There are three groups of shrines at Khajuraho. The oldest temple dates back to 900 CE called the Chaunsath Yogini in the western group near the Shibsagar Lake. The earlier society existing in the region conducted the panchyatna puja — involving the worship of five deities — Shiva, Vishnu, Shakti, Surya and Ganesha — hence the panchyatna temples. Each has a main shrine and four subsidiary shrines.

The Kandariya Mahadeo temple, the largest amongst the Khajuraho shrines, is considered to be the best representation of the architectural style (Indo-Aryan Nagara). It consists of a sanctum-garbhagriha; a circumambulatory path-pradakshinapath; an Antarala, ardhmandapa, Mandapa and a mahamandapa. The sanctum enshrines a marble Shiva lingam. This structure is a sheer marvel in yellow sandstone, which is anytime harder to sculpt and carve as compared to marble.
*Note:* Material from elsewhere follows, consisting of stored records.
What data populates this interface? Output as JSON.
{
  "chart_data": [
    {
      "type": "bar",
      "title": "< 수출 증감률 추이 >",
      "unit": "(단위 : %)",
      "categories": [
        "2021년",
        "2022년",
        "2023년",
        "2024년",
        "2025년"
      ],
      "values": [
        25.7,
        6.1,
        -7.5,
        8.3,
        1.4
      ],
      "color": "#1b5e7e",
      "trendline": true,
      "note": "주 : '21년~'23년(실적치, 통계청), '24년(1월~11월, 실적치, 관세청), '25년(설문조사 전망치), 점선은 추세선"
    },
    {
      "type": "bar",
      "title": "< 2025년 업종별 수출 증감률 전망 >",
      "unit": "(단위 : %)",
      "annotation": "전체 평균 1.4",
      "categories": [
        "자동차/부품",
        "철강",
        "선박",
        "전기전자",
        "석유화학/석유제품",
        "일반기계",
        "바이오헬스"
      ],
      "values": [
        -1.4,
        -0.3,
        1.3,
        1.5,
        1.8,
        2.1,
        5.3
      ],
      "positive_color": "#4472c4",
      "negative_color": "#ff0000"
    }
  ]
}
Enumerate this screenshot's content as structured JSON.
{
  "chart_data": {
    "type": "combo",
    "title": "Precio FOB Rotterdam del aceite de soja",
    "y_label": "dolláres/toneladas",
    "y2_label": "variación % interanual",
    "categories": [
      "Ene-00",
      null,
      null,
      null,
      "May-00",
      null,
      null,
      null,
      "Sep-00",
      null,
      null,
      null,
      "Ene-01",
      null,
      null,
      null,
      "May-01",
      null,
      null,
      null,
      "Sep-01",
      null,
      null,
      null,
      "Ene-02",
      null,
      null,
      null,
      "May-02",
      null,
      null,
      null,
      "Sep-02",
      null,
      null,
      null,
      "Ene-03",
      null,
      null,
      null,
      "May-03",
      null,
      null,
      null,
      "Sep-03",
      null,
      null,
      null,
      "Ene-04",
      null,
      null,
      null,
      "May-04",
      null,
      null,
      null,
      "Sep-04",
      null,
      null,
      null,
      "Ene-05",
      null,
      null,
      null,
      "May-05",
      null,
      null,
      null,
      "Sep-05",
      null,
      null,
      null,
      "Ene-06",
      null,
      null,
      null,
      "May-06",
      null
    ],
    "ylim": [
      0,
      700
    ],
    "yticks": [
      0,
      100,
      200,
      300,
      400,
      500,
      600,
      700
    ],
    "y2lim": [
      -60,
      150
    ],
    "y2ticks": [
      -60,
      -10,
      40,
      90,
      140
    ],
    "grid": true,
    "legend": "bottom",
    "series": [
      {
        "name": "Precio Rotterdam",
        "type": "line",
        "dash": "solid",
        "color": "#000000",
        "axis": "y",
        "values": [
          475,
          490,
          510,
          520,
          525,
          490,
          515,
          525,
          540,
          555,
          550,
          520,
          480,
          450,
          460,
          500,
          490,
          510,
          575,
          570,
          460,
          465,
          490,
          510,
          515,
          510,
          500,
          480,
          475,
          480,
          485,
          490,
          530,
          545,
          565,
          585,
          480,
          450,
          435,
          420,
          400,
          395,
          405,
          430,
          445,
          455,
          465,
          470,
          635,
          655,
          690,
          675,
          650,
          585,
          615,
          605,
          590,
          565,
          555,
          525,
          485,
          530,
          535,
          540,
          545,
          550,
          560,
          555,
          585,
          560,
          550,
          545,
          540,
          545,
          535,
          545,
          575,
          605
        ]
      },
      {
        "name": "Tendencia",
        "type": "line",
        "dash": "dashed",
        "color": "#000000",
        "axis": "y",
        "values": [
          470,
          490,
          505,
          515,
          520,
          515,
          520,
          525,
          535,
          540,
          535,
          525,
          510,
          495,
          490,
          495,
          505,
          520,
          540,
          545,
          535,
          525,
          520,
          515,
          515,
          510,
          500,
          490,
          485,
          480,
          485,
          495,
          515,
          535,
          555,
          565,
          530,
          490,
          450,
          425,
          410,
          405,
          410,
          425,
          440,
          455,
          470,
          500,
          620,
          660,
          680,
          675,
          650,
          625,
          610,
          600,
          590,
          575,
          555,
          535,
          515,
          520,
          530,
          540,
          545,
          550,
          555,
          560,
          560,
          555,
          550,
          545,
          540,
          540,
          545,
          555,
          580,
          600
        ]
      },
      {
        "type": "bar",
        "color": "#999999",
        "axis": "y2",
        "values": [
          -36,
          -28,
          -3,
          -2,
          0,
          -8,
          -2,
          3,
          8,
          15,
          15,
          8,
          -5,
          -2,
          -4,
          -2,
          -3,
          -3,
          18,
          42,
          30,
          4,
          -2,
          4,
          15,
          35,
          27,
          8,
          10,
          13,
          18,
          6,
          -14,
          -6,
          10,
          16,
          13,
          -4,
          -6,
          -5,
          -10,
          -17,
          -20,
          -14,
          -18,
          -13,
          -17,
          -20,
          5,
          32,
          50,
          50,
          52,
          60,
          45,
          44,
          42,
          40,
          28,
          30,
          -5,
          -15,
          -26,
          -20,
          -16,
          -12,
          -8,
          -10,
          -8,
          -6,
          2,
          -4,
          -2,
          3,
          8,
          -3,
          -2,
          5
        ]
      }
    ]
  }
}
Adjacent to the complex is another shrine that has the highest Shiva lingam in the country, measuring an astounding 27 feet with the visible 9 feet above the ground. It is here that on every Mahashivaratri, the villagers in and around Khajuraho congregate to enact the entire ritual of Shiva-Parvati’s celestial union with great religious fervour. Several yards of sacred thread is tied to the lingam by the devotees and gallons of milk is showered on it. According to popular belief, there is no greater a proof Shiva’s being than the presence of this massive lingam, which has been there even before the panchayatna shrines.

As a native of the village appropriately stated, "Yahan hi to Shiva purna roop se baste hain, Khajuraho Shiva-Shakti ka niwas sthan hai!"